In my opinion, apr app is not something fully ready to use in
subversion. For example, it doesn't wrap main on unix platforms,
while it still can be executed with non-utf8-ized arguments. In
wmain() apr_conv_ucs2_to_utf8() just ignores the error, which is
bad (on win32).
And finally, the code we have right now is pretty good, and it
seems possible to support non-ASCII arguments (which I'm working
on).
I hope this makes some sense.
OK, fine, but I still don't see where you're converting the
argument list directly from UTF-16-LE to UTF-8.
svn_cmdline__win32_get_cstring_argv doesn't do that, and it should.
That's the main problem on Windows: that function is converting to
the local multibyte character set, then
svn_client_args_to_target_array2 converts /that/ to UTF-8. That's
fine-ish on Unix, where we don't convert twice, but completely
brain-dead on Windows. And I freely admit I had a lot do do with
that brain-deadedness.
This is what should be happening, IMO:
1. deprecate svn_client_args_to_target_array2
2. rename your svn_client_args_to_target_array_utf8
svn_client_args_to_target_array3 and make it explicitly
require that the args are already in UTF-8
3. svn_cmdline__win32_get_cstring_argv must convert to UTF-8
4. svn_cmdline__default_get_cstring_argv must *also* convert to UTF-8
You've done steps 1 and 2, 3 should be trivial and 4 will make the
result compatible with 3.
-- Brane
IMHO, it's much better to follow my way instead, in which I'm adding
utf8 alternatives for those functions, without deprecating old ones,
let's call them cstring.
The old ones are wrong, period. Subversion's internal character set has
been UTF-8 practically from day 1. svn_client_args_to_target_array2 is
violating that convention. We have conversion functions.
This is exactly what happened with svn_cmdline__get_cstring_argv(). I
added a new function svn_cmdline__get_utf8_argv(), that returns a utf8
string instead. Then we can switch the one used in each executable
one-by-one.
Those are private functions, you can do whatever you want with them, as
long as you end up with only one version of each instead of, I dunno, five.
The same thing with svn_client_args_to_target_array_utf8, and also
this difference in names is also helpful to differentiate between
cstring and utf8 versions much more than version bump.

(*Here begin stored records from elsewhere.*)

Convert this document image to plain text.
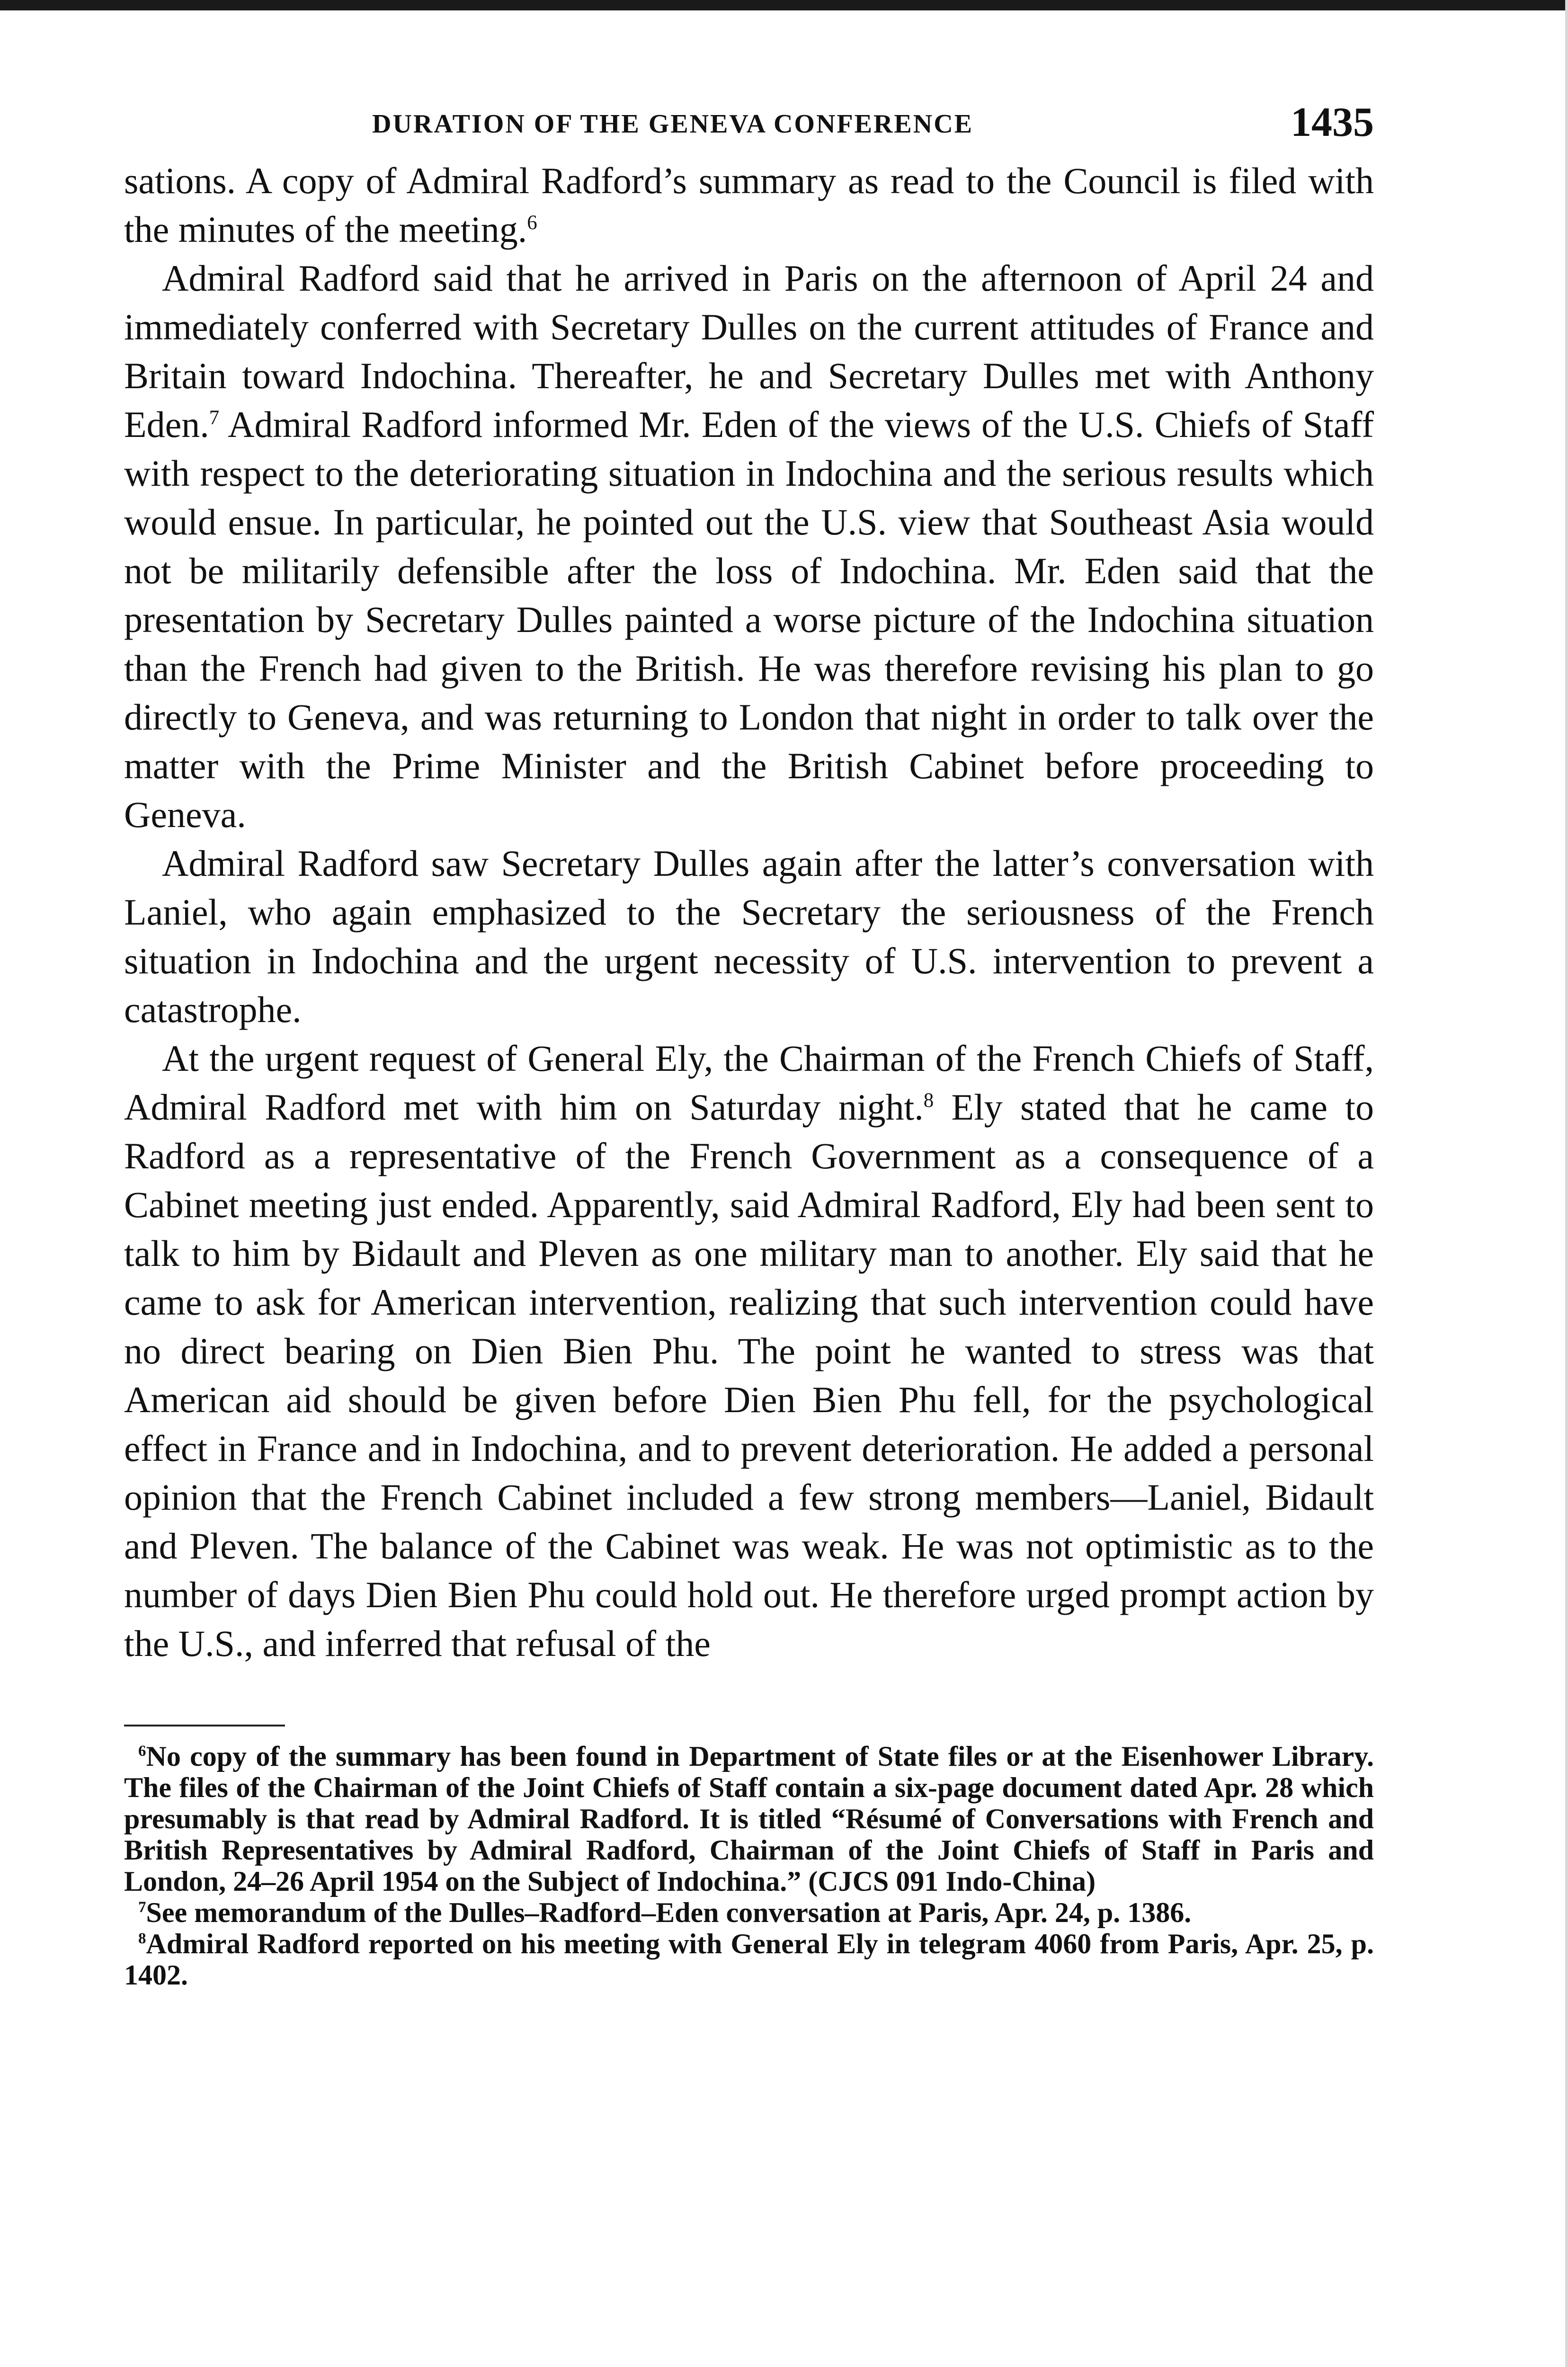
DURATION OF THE GENEVA CONFERENCE	1435

sations. A copy of Admiral Radford’s summary as read to the Council is filed with the minutes of the meeting.$^6$

Admiral Radford said that he arrived in Paris on the afternoon of April 24 and immediately conferred with Secretary Dulles on the current attitudes of France and Britain toward Indochina. Thereafter, he and Secretary Dulles met with Anthony Eden.$^7$ Admiral Radford informed Mr. Eden of the views of the U.S. Chiefs of Staff with respect to the deteriorating situation in Indochina and the serious results which would ensue. In particular, he pointed out the U.S. view that Southeast Asia would not be militarily defensible after the loss of Indochina. Mr. Eden said that the presentation by Secretary Dulles painted a worse picture of the Indochina situation than the French had given to the British. He was therefore revising his plan to go directly to Geneva, and was returning to London that night in order to talk over the matter with the Prime Minister and the British Cabinet before proceeding to Geneva.

Admiral Radford saw Secretary Dulles again after the latter’s conversation with Laniel, who again emphasized to the Secretary the seriousness of the French situation in Indochina and the urgent necessity of U.S. intervention to prevent a catastrophe.

At the urgent request of General Ely, the Chairman of the French Chiefs of Staff, Admiral Radford met with him on Saturday night.$^8$ Ely stated that he came to Radford as a representative of the French Government as a consequence of a Cabinet meeting just ended. Apparently, said Admiral Radford, Ely had been sent to talk to him by Bidault and Pleven as one military man to another. Ely said that he came to ask for American intervention, realizing that such intervention could have no direct bearing on Dien Bien Phu. The point he wanted to stress was that American aid should be given before Dien Bien Phu fell, for the psychological effect in France and in Indochina, and to prevent deterioration. He added a personal opinion that the French Cabinet included a few strong members—Laniel, Bidault and Pleven. The balance of the Cabinet was weak. He was not optimistic as to the number of days Dien Bien Phu could hold out. He therefore urged prompt action by the U.S., and inferred that refusal of the

$^6$No copy of the summary has been found in Department of State files or at the Eisenhower Library. The files of the Chairman of the Joint Chiefs of Staff contain a six-page document dated Apr. 28 which presumably is that read by Admiral Radford. It is titled “Résumé of Conversations with French and British Representatives by Admiral Radford, Chairman of the Joint Chiefs of Staff in Paris and London, 24–26 April 1954 on the Subject of Indochina.” (CJCS 091 Indo-China)

$^7$See memorandum of the Dulles–Radford–Eden conversation at Paris, Apr. 24, p. 1386.

$^8$Admiral Radford reported on his meeting with General Ely in telegram 4060 from Paris, Apr. 25, p. 1402.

Also the old
one has not been deprecated, because someone may still want this
function to convert encoding.
Except for the encoding conversion functions, /none/ of our API has utf8
in the name, because that's understood and implied.
svn_client_args_to_target_array2 is one of the few exceptions that
converts between encoding without saying so explicitly in the name, and
it's been a pain to deal with precisely because of that.
Our API requires that strings are in UTF-8. The fewer exceptions we have
to that, the better.
Let's not overcomplicate things if possible.
Yes, exactly. Let's not maintain multiple incompatible versions of the
same function. I completely agree.
-- Brane